With this in mind, When the Bough Breaks is a powerful new documentary that focuses on a group of women who have experienced postpartum depression (PPD). It’s a heartbreaking look at what can happen to so many women after giving birth, and opens the door for a very important discussion on maternal mental health in the U.S.
But amidst the heartbreak is hope, because there are treatment options, and women suffering from PPD don’t have to go through it alone.
When the Bough Breaks is available on Netflix and iTunes, and includes interviews with mental health professionals, celebrities, and women from all walks of life. The stories told should be heard by all pregnant women, women who want to have kids, women who have kids, as well as the people close to them. So basically, the film should be seen by all adults everywhere.
Lindsay Gerszt is one of the producers on the film, and she also happens to be a mom who shares her PPD journey in the documentary. She told HelloGiggles about her experience.
"After the birth of my son in 2008, I suffered from postpartum depression, postpartum anxiety, and postpartum OCD," Gerszt told HelloGiggles. "A few years later I met Tanya Newbould and Jamielyn Lippman, who had the idea to make a documentary about postpartum depression. Together we knew that we had a much-needed story to tell and set forth on this journey to make When The Bough Breaks."
They realized that the story they were telling wasn’t just theirs — it belonged to far too many women.
"Up to one in five new mothers will suffer from a perinatal mood disorder," Gerszt said. "This ranges from the baby blues to postpartum psychosis. Lives are being lost and families are being torn apart."
Gerszt has a history with depression, so she tried to combat PPD by being proactive and continuing to take medication throughout her pregnancy. Unfortunately, the medication didn’t work.
“The physical and emotional pain was too hard to bear on most days, and I did not know if or how I would survive,” she said. “I remember wishing it would all just be over and I could go back to the life I had before.
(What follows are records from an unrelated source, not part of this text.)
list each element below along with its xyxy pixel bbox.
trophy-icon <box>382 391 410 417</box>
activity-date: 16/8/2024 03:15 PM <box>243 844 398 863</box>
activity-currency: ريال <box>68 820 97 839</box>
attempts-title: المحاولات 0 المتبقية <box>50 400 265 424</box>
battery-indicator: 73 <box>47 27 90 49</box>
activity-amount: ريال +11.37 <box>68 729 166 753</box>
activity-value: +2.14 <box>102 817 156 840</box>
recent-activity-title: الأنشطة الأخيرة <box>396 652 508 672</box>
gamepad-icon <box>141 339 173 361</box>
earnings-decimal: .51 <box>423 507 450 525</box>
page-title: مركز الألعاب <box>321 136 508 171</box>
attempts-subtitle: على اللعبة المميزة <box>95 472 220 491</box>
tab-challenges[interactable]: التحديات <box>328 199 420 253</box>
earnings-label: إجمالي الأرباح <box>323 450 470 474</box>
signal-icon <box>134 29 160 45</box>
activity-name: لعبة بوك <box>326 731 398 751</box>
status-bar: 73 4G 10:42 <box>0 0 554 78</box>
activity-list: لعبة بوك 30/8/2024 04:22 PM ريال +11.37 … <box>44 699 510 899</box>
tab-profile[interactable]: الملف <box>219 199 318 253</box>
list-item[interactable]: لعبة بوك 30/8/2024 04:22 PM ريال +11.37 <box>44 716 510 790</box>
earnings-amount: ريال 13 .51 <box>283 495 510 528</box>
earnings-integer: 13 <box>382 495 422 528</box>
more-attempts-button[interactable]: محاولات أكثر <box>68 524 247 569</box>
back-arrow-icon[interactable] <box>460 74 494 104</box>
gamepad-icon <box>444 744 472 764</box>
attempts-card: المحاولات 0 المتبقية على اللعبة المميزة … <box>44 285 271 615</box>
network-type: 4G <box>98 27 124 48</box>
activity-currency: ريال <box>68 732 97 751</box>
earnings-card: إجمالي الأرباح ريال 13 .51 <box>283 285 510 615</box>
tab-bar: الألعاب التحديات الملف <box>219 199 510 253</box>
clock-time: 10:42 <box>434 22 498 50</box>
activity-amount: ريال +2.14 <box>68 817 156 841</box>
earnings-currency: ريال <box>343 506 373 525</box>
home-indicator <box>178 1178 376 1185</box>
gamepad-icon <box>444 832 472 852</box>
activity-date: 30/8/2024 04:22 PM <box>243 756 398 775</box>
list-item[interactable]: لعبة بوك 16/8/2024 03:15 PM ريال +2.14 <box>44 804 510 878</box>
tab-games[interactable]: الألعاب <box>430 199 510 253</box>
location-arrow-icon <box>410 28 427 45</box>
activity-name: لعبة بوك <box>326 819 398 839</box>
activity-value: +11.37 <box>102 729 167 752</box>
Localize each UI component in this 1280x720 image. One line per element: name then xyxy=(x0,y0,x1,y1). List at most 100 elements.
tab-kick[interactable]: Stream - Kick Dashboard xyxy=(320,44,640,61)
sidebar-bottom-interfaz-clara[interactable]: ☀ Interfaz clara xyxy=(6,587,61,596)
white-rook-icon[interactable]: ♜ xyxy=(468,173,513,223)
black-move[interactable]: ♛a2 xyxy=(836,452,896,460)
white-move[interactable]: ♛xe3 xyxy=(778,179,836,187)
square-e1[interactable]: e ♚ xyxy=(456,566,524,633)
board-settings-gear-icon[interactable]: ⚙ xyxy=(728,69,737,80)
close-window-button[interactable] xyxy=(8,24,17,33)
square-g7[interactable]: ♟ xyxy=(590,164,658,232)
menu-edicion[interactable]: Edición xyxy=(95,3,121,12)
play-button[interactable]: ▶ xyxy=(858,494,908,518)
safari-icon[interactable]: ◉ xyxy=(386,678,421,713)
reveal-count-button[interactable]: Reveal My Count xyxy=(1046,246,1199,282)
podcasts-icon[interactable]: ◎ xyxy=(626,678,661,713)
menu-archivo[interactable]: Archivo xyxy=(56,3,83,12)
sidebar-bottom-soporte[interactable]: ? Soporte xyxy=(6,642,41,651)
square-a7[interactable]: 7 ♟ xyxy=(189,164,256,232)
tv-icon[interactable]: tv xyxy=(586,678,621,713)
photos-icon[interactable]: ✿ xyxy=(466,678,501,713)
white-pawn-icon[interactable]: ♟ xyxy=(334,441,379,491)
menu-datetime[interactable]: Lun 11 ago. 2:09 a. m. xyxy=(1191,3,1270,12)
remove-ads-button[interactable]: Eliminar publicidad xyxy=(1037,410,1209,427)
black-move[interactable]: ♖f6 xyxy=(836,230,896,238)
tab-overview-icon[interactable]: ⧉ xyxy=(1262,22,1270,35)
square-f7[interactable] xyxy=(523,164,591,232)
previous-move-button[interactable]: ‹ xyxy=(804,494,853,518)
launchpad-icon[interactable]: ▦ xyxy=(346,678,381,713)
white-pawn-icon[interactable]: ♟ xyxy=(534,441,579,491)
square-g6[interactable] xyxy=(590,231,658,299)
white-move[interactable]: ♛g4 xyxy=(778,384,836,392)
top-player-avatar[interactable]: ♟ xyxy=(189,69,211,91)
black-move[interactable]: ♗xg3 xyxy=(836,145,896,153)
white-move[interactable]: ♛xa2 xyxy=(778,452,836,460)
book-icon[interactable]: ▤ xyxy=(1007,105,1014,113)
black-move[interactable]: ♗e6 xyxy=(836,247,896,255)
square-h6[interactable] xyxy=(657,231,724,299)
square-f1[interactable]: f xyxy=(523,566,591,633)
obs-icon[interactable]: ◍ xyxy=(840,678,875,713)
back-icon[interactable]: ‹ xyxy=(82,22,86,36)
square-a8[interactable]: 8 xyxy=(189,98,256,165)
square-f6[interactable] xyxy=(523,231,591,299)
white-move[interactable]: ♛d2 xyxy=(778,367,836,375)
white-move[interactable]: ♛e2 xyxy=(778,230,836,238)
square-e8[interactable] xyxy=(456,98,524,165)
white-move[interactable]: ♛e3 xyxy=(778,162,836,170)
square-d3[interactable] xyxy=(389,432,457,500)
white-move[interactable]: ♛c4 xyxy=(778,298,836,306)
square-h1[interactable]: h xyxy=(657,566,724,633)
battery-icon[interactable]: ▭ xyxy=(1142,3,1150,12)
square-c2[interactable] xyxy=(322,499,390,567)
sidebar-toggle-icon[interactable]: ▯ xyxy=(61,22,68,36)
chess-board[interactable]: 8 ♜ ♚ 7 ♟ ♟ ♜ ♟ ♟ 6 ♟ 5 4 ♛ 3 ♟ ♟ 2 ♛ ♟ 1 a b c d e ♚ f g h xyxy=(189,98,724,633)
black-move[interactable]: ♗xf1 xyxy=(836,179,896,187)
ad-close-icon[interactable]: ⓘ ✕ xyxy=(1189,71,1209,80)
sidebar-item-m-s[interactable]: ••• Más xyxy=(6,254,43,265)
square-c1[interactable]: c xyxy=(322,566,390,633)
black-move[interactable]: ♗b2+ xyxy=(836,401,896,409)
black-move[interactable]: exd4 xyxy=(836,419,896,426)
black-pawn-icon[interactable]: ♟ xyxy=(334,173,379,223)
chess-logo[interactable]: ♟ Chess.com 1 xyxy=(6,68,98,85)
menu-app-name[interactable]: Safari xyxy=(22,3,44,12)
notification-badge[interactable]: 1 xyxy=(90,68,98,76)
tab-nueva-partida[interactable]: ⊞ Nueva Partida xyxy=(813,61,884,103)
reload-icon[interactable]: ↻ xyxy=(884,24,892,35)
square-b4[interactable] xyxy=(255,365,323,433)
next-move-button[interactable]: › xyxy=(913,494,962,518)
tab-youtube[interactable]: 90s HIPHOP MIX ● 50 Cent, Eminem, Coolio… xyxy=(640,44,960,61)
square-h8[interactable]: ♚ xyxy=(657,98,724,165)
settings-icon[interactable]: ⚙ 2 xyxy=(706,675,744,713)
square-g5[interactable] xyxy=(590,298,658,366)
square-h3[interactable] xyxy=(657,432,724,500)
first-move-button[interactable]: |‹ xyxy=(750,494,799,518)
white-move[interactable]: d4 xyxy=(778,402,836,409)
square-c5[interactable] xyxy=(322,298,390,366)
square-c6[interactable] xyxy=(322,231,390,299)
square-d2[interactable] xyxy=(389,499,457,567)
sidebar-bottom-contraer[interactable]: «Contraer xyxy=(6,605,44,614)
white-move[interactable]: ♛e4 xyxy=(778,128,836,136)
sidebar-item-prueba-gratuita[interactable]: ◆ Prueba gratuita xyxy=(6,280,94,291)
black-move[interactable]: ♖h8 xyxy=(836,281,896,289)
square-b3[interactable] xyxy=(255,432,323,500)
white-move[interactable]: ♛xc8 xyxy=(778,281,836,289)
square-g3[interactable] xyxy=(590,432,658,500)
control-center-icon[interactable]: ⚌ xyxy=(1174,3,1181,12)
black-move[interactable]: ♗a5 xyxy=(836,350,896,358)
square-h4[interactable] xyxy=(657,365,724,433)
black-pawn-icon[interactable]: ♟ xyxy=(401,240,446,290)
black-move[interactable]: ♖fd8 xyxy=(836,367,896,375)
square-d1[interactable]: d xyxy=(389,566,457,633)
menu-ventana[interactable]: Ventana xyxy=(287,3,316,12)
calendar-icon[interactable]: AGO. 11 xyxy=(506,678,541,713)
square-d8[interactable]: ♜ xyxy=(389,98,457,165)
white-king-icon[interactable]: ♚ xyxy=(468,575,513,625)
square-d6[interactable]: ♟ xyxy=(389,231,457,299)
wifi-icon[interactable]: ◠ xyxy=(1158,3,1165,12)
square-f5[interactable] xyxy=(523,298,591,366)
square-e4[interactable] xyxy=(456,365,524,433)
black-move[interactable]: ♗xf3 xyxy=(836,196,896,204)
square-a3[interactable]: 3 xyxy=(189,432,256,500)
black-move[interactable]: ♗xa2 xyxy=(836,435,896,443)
I remember holding my son and not knowing how to take care of him. I did not understand how to feed him, play with him, or change his diaper. It was all so foreign to me. What I did know was that I was suffering, and I needed to find a way to recover. As we show in the film, I tried many different treatment options and medications until I found what worked best for me. I credit the film and educating myself more about postpartum depression as a huge part in my recovery.”
The film highlights some treatment options, which include medication, eye movement desensitization and reprocessing (EMDR), acupuncture, cognitive behavioral therapy, vitamin supplementation, and transcranial magnetic stimulatio (TMS).
"Postpartum depression is not discussed enough because of the stigma surrounding mental illness," Gerszt explained. "Women do not want to be seen as crazy, so they stay silent. We also live in a world of pretty pictures that are posted on social media and we want to be a part of that world. I know I did. The more we talk about mental illness — all of its many forms, and open up about our own struggles, the more we will break the stigma."